Ces dernières années, j’ai également investigué la récupération de métaux dissous dans des résidus domestiques par biosorption sur la levure résiduelle de la brasserie, une matière ultra-disponible en Belgique, locale,  qui donne de très bons rendements et s’inscrit parfaitement dans l’esprit de l’économie circulaire !"

Le projet de recherche dont vous êtes le plus fier ?

"Les deux derniers projets accomplis (2019-2022) et les plus aboutis :

-         Bridge SUBLIMUS Innoviris (Meurice R&D, ULB, VUB) pour la quantification des métaux, en particulier des métaux précieux dans les eaux usées de Bruxelles et le développement d’une technologie pour leur récupération. La levure, résidu de la fermentation en brasserie, s’est avérée la solution la plus efficace d’un point de vue technico-économique et elle permettrait de capter 4 des 6 kg d’or annuels dans la station d’épuration Aquiris de BXL selon les rendements actuels.

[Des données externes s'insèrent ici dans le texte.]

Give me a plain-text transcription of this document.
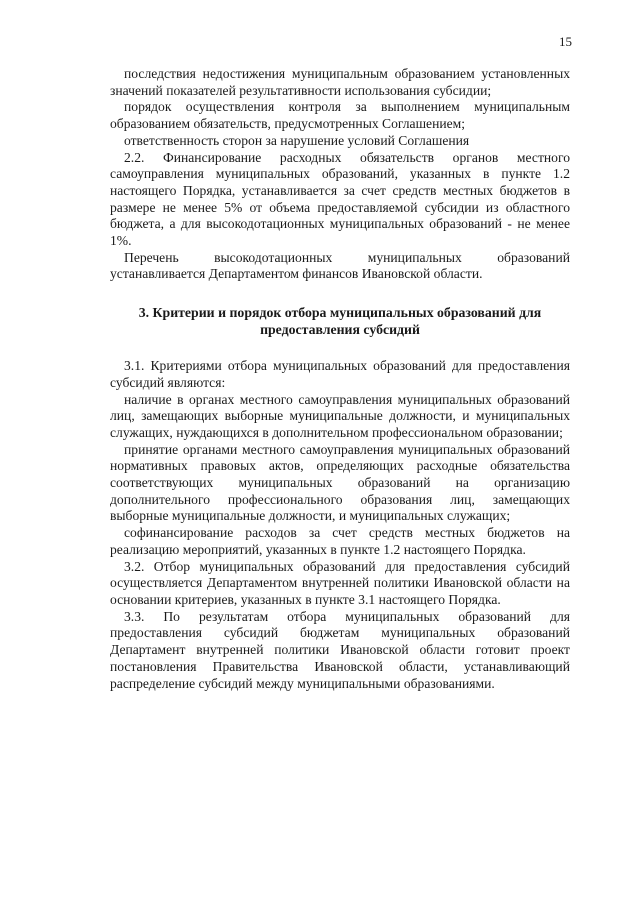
15

последствия недостижения муниципальным образованием установленных значений показателей результативности использования субсидии;

порядок осуществления контроля за выполнением муниципальным образованием обязательств, предусмотренных Соглашением;

ответственность сторон за нарушение условий Соглашения

2.2. Финансирование расходных обязательств органов местного самоуправления муниципальных образований, указанных в пункте 1.2 настоящего Порядка, устанавливается за счет средств местных бюджетов в размере не менее 5% от объема предоставляемой субсидии из областного бюджета, а для высокодотационных муниципальных образований - не менее 1%.

Перечень высокодотационных муниципальных образований устанавливается Департаментом финансов Ивановской области.

3. Критерии и порядок отбора муниципальных образований для предоставления субсидий

3.1. Критериями отбора муниципальных образований для предоставления субсидий являются:

наличие в органах местного самоуправления муниципальных образований лиц, замещающих выборные муниципальные должности, и муниципальных служащих, нуждающихся в дополнительном профессиональном образовании;

принятие органами местного самоуправления муниципальных образований нормативных правовых актов, определяющих расходные обязательства соответствующих муниципальных образований на организацию дополнительного профессионального образования лиц, замещающих выборные муниципальные должности, и муниципальных служащих;

софинансирование расходов за счет средств местных бюджетов на реализацию мероприятий, указанных в пункте 1.2 настоящего Порядка.

3.2. Отбор муниципальных образований для предоставления субсидий осуществляется Департаментом внутренней политики Ивановской области на основании критериев, указанных в пункте 3.1 настоящего Порядка.

3.3. По результатам отбора муниципальных образований для предоставления субсидий бюджетам муниципальных образований Департамент внутренней политики Ивановской области готовит проект постановления Правительства Ивановской области, устанавливающий распределение субсидий между муниципальными образованиями.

-        Precious Innoviris : le projet offre une alternative biologique à la fonderie pour les circuits imprimés des Déchets d’équipements électriques et électroniques. Selon les extrapolations du projet, une capacité de bioréacteurs de 30m³ permettrait de valoriser 100% du cuivre et près de 90% de l’or contenu (100g/tonne) dans les 275 tonnes de circuits imprimés collectés annuellement en Belgique par Recupel. La technologie aura peut-être du mal à s’imposer en Europe où des filières pyrométallurgiques sont bien implantées mais elle pourrait offrir des solutions pour les mines urbaines de mégapoles dans des pays qui n’adhèrent pas à la convention de Bâle et qui exportent leurs déchets vers l’Inde, la Chine, la Malaisie..."

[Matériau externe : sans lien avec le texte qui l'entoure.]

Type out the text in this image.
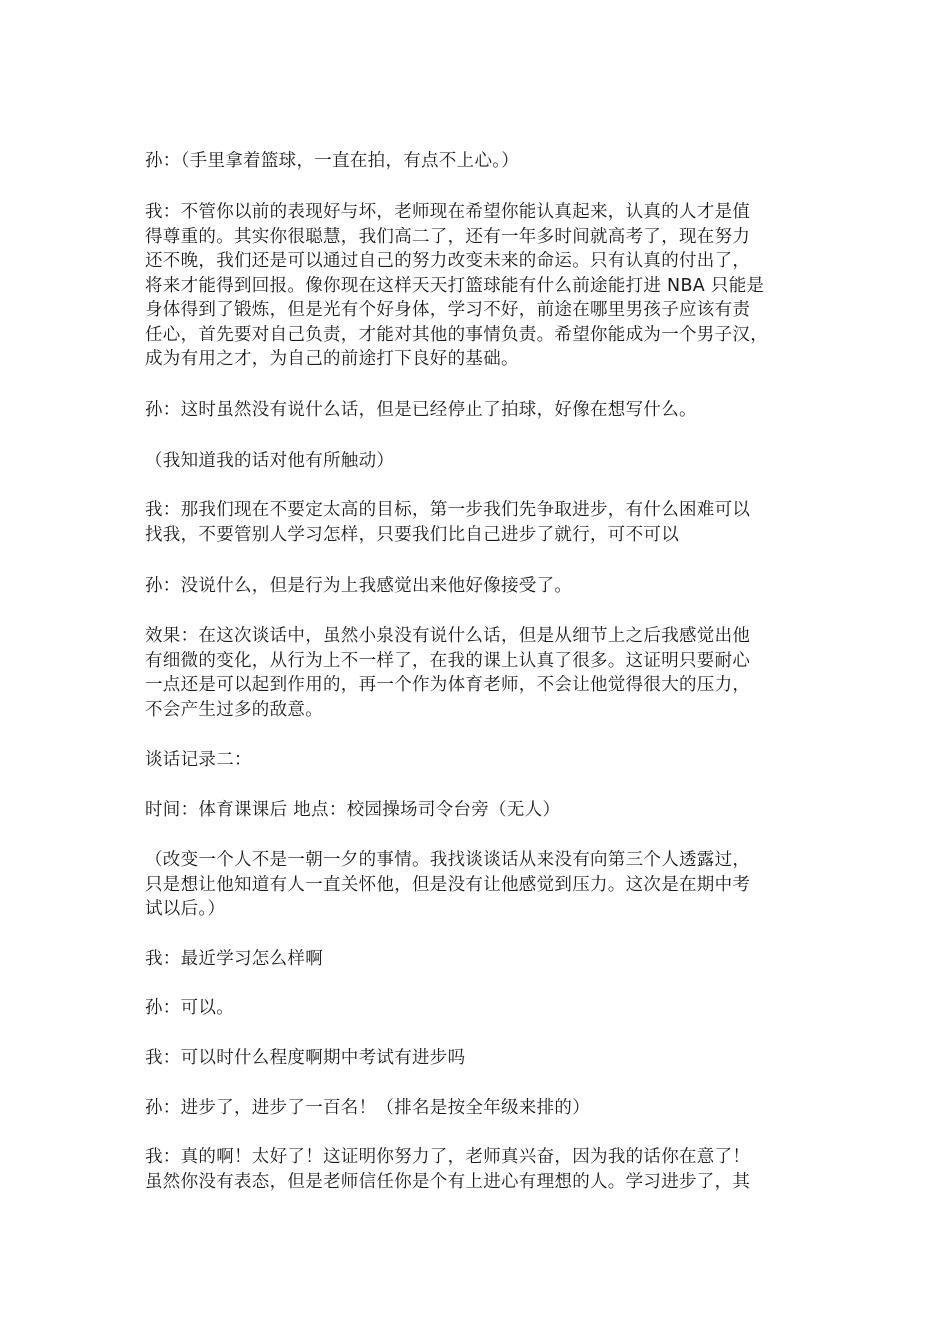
孙：（手里拿着篮球，一直在拍，有点不上心。）

我：不管你以前的表现好与坏，老师现在希望你能认真起来，认真的人才是值
得尊重的。其实你很聪慧，我们高二了，还有一年多时间就高考了，现在努力
还不晚，我们还是可以通过自己的努力改变未来的命运。只有认真的付出了，
将来才能得到回报。像你现在这样天天打篮球能有什么前途能打进 NBA 只能是
身体得到了锻炼，但是光有个好身体，学习不好，前途在哪里男孩子应该有责
任心，首先要对自己负责，才能对其他的事情负责。希望你能成为一个男子汉，
成为有用之才，为自己的前途打下良好的基础。

孙：这时虽然没有说什么话，但是已经停止了拍球，好像在想写什么。

（我知道我的话对他有所触动）

我：那我们现在不要定太高的目标，第一步我们先争取进步，有什么困难可以
找我，不要管别人学习怎样，只要我们比自己进步了就行，可不可以

孙：没说什么，但是行为上我感觉出来他好像接受了。

效果：在这次谈话中，虽然小泉没有说什么话，但是从细节上之后我感觉出他
有细微的变化，从行为上不一样了，在我的课上认真了很多。这证明只要耐心
一点还是可以起到作用的，再一个作为体育老师，不会让他觉得很大的压力，
不会产生过多的敌意。

谈话记录二：

时间：体育课课后 地点：校园操场司令台旁（无人）

（改变一个人不是一朝一夕的事情。我找谈谈话从来没有向第三个人透露过，
只是想让他知道有人一直关怀他，但是没有让他感觉到压力。这次是在期中考
试以后。）

我：最近学习怎么样啊

孙：可以。

我：可以时什么程度啊期中考试有进步吗

孙：进步了，进步了一百名！（排名是按全年级来排的）

我：真的啊！太好了！这证明你努力了，老师真兴奋，因为我的话你在意了！
虽然你没有表态，但是老师信任你是个有上进心有理想的人。学习进步了，其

La recherche appliquée expliquée en une phrase ?

"La recherche appliquée, en pratique, c'est d'abord une bonne dose de créativité pour générer de l'innovation (la veille scientifique/technologique est une source importante d’inspiration !), suivie de plusieurs mois/années d'opiniâtreté en laboratoire pour arriver à un résultat mais, de manière plus générale,  c'est surtout le moteur de l'évolution technologique qui soutient la compétitivité de notre économie".

Avez-vous une anecdote avec SynHERA que vous souhaiteriez partager ?

"C’est le plus grand écart de température vécu pour moi : lors de la mission WBI qui a combiné Rio de Janeiro et le Québec en moins de deux semaines avec Cédric Bister, conseiller scientifique chez SynHERA… Une très belle expérience culturelle, scientifique et humaine qui a abouti indirectement au projet Precious et qui a ouvert des opportunités pour la biométallurgie des ressources secondaires au Brésil". 

Qu’est-ce qui vous donne du baume au cœur dans votre travail ? 

"Ce qui m’émeut au quotidien, c’est le côté extraordinaire du monde microbiologique en général et des bactéries extrêmophiles acidophiles en particulier : les Acidithiobacilli qu’on utilise sont extraits de milieux hostiles comme les exhaures de mines ou les geysers acides des eaux sulfureuses comme on en trouve au Yellowstone…ces bactéries et archées se développent dans des conditions aux limites du vivant avec des besoins très simples.

Ce qui m’anime : c’est la conversion d’une recherche, d’un procédé original et nouveau développé dans un projet en une réalisation pilote ou même à échelle industrielle".